Sweden has stood out among European nations for its comparatively hands-off response to the pandemic. The Scandinavian country has not gone into lockdowns or closed businesses, relying instead on citizens’ sense of civic duty to control infections.
However, the country has seen a rapid increase in confirmed cases that is straining the health care system. Prime Minister Stefan Lofven said, “The situation continues to be very serious,” which is why the government is introducing new limits on public activities.
“We believe that a lockdown is a burden for the population,” Lofven said. “We are following our strategy.”
The new restrictions taking effect on Dec. 24 include making face masks mandatory on public transportation and pushing back a nationwide cutoff time for bars and restaurants to sell alcohol to 8 p.m. instead of 10 p.m..
Lofven said people with non-essential jobs will be required to work from home, and Education Minister Anna Ekstrom said schools should continue to plan for distance education.
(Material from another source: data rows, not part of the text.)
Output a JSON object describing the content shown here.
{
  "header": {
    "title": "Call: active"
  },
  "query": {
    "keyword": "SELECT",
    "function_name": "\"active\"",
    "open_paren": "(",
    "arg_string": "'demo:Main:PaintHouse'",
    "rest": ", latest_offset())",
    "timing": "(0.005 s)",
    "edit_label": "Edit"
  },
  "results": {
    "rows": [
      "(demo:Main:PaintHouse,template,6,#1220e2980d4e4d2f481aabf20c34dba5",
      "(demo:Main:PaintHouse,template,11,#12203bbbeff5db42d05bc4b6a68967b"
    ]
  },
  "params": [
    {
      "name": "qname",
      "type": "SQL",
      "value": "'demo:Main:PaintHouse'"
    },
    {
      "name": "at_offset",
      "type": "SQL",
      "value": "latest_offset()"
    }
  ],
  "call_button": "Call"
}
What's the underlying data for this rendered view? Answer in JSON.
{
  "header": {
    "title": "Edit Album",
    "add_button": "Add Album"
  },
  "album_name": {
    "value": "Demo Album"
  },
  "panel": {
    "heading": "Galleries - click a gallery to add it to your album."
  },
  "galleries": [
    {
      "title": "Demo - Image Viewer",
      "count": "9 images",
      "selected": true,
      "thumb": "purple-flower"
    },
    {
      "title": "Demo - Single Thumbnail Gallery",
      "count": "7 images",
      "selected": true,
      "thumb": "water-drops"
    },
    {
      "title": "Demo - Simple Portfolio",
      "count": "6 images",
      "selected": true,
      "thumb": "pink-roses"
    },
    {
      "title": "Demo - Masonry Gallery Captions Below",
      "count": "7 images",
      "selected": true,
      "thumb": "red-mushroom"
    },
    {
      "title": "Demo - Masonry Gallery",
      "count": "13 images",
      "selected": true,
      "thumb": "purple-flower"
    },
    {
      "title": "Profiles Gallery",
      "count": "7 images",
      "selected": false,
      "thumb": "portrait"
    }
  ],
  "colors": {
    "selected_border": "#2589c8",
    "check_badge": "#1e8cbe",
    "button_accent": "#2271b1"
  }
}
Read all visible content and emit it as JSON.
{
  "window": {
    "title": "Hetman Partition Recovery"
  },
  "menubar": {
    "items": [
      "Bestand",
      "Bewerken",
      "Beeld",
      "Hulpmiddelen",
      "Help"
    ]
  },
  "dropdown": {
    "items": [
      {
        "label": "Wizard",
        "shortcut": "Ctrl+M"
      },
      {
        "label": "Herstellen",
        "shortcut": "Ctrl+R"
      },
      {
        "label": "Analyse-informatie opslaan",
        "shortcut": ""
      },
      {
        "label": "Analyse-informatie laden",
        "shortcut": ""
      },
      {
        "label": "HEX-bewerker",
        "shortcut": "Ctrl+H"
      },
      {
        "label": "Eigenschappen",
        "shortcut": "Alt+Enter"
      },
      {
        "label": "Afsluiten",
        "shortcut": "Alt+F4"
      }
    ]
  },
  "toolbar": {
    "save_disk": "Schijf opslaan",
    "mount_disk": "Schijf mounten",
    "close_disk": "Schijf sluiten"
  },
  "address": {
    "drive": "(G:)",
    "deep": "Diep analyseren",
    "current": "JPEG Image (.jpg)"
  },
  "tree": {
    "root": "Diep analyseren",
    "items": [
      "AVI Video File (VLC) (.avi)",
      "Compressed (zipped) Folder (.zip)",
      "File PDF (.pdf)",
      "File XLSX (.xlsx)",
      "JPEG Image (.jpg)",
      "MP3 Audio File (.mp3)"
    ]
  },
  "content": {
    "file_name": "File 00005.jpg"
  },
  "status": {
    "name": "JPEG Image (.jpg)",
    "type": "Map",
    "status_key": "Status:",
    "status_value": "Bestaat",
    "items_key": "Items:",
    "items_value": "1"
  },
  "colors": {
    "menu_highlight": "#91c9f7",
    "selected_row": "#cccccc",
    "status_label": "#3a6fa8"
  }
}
“It is not possible to return to a normal everyday life. The pandemic is about life and death,” deputy Prime Minister Isabella Lovin said at a news conference with Lofven.
Sweden, which has a population of 10 million, has reported 367,120 confirmed virus cases and 7,993 deaths since the start of the pandemic, according to the latest figures.
Since recording the country’s first COVID-19 cases, Swedish authorities have advised people to practice social distancing, but schools, bars and restaurants have remained open.
The government and Sweden’s chief epidemiologist, Anders Tegnell, repeatedly defended the country’s coronavirus strategy while reporting one of the world’s highest per capita COVID-19 mortality rates. Tegnell said earlier this week that the death toll “is likely to continue to rise in the coming weeks.”
In discussing the new face mask requirement, the head of Sweden’s Public Health Agency, Johan Carlson, said Friday that authorities “have never been against” making masks mandatory.
“We do not believe that it will have a very decisive effect, but it can have a positive effect on public transport during certain times,” Carlson said.
He added that they “can be useful in certain environments where you cannot keep your distance.”